Major food companies are partnering with farmers to promote sustainable agriculture and reduce carbon emissions. The companies, including General Mills, Kellogg’s, and Unilever, are supporting farmers who adopt regenerative agriculture practices that improve soil health and capture carbon in the soil, as Meg Wilcox explains in an article published by Genetic Literacy Project (GLP).
These practices, such as no-till farming, cover crops, and organic amendments, help build soil health and increase crop yields. They also improve water retention and resistance to pests and diseases.
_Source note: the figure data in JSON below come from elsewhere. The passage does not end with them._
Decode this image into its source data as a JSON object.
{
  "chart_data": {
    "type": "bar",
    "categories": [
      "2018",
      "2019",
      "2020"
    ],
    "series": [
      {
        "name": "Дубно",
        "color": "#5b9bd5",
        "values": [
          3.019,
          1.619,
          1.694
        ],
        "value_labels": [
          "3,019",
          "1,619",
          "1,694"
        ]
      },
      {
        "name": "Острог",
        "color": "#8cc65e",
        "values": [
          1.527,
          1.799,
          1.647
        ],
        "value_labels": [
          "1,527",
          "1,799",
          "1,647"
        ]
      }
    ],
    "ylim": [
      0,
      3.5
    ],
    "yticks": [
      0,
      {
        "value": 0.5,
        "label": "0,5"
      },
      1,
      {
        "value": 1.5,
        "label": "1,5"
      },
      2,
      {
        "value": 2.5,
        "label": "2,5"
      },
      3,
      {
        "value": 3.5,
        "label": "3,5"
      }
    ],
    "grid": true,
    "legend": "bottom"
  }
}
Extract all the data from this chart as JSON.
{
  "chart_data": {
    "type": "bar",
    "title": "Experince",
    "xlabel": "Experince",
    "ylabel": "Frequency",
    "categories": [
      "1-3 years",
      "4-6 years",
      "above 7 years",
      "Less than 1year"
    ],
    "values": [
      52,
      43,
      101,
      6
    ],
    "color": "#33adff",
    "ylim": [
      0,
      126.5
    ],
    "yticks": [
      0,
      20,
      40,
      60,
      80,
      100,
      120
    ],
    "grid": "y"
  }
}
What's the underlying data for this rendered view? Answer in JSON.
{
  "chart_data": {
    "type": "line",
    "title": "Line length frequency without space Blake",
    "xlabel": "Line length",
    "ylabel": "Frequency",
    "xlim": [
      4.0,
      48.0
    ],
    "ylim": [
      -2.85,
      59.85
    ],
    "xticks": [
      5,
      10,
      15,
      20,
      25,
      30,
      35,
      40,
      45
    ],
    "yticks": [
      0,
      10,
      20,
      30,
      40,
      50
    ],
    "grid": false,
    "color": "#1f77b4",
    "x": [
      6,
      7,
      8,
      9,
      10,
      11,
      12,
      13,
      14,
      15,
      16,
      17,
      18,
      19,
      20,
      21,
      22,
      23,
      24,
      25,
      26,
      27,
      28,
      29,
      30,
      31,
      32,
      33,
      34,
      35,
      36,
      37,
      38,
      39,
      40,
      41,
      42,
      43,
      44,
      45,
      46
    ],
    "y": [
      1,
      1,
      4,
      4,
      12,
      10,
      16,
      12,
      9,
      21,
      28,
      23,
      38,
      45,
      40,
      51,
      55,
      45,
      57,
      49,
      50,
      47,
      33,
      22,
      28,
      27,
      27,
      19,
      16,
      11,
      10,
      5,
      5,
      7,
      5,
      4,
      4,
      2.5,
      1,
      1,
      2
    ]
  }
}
Jason Johnson of Stonyfield Organic demonstrated the use of the AgriCORE soil sampling tool at Dostie Farm in Maine.
Measuring the effectiveness of regenerative practices is a challenge, but companies are working together to develop standardized metrics and monitoring tools. Some critics argue that the focus on carbon sequestration may detract from other environmental concerns, but proponents say that regenerative agriculture can address multiple challenges simultaneously.
“Healthy soils are essential for achieving net zero emissions and meeting global food security needs,” said Dr. Jennifer Moore-Kucera, a soil scientist at the University of California, Davis. “By investing in regenerative agriculture, food companies can play a crucial role in mitigating climate change while also improving soil health and biodiversity.”
As consumer demand for sustainable products continues to grow, it’s likely that more food companies will join the effort to promote regenerative agriculture. With the combined might of industry leaders like General Mills, Kellogg’s, and Unilever behind them, farmers can make meaningful strides in protecting soil carbon and fighting climate change.